Mengharap mukjijat agar naik pangkat.


 Kajian per kata:

Lowung (masih lumayan) kalamun (jika) tinimbang (dibandingkan), ngaurip (hidup) tanpa, (tanpa) prihatin (prihatin). Masih lumayan dibanding orang yang hidup tanpa prihatin.

Bahwa sebisa-bisa, sekuat-kuatnya, kita berusaha meniru para pendahulu kita dalam bersusah payah meningkatkan nilai diri melalui tapabrata, menahan nafsu dan bermuhasabah dalam kesunyian. Mungkin kita takkan mampu menyamai kegigihan mereka dalam usaha itu, tetapi jangan lantas putus asa dan tidak berbuat apa-apa. Apapun hasilnya apa yang kita usahakan akan lebih baik daripada orang yang hidupnya tidak pernah prihatin sama sekali.

Nanging ta (namun demikian) ing ( di ) jaman (jaman) mangkya (sekarang), Pra (para) mudha (muda) kang (yang) den (di) karemi (sukai), Manulad (meniru) nelad (perbuatan) Nabi (Nabi), Nayakengrat (nayaka ing rat, utusan jagad, Allah) Gusti (tuan, kanjeng) Rasul (utusan).

Namun demikian pada jaman sekarang, yang digemari anak muda adalah meniru-niru Nabi, utusan Allah, Gusti Rasul.

Anak-anak muda mulai meninggalkan laku prihatin ini, yang sekarang digemari adalah meniru-niru Nabi Muhammad utusan Allah.Tampaknya gejala meniru-niru Nabi ini sudah lama ada sejak jaman dulu. Meniru pakaian, gaya dan perilaku nabi tapi hanya kulit luarnya saja, tidak disertai meniru semangat moral yang menjadi landasan perilaku seseorang.

Anggung (yang hanya) ginawe (dipakai buat) umbag (sombong-sombongan). Meniru-niru Nabi namun hanya dipakai sombong-sombongan, riya’, mengesankan diri sebagai sholeh.

Apalagi kalau peniruan itu hanya dipakai untuk menyombongkan diri, agar berkesan paling suci, paling islami, paling “sunnah” daripada yang lain. Ini tentu menjadi tidak baik, dan justru bertentangan dengan pesan moral Nabi agar kita senantiasa tawadlu, tidak menyombongkan diri, tidak merasa lebih baik dari yang lain.

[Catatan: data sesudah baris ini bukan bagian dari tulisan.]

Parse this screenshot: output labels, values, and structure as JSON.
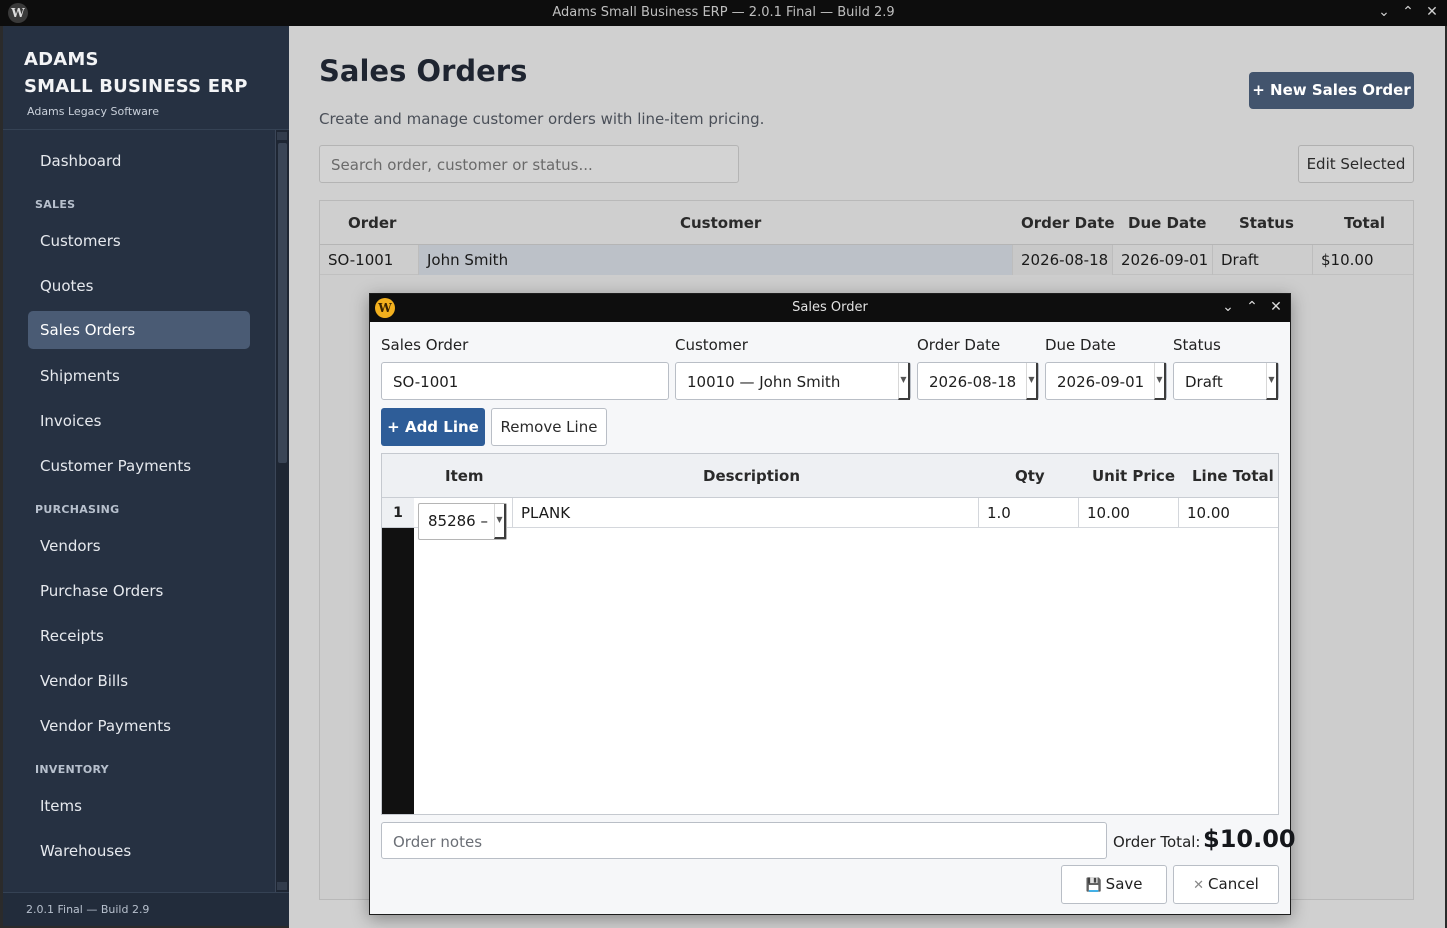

Saben (setiap) seba (sowan ke kraton, kerja di kraton) mampir (mampir ke) masjid (masjid). Setiap hari masuk kerja di kraton mampir ke masjid. Ngajab–ajab (mengharap) mukjijad (mukjizt, keajaiban) tibaning (agar diberi) drajad (pangkat). Berdoa mengharap mukjizat agar naik pangkat.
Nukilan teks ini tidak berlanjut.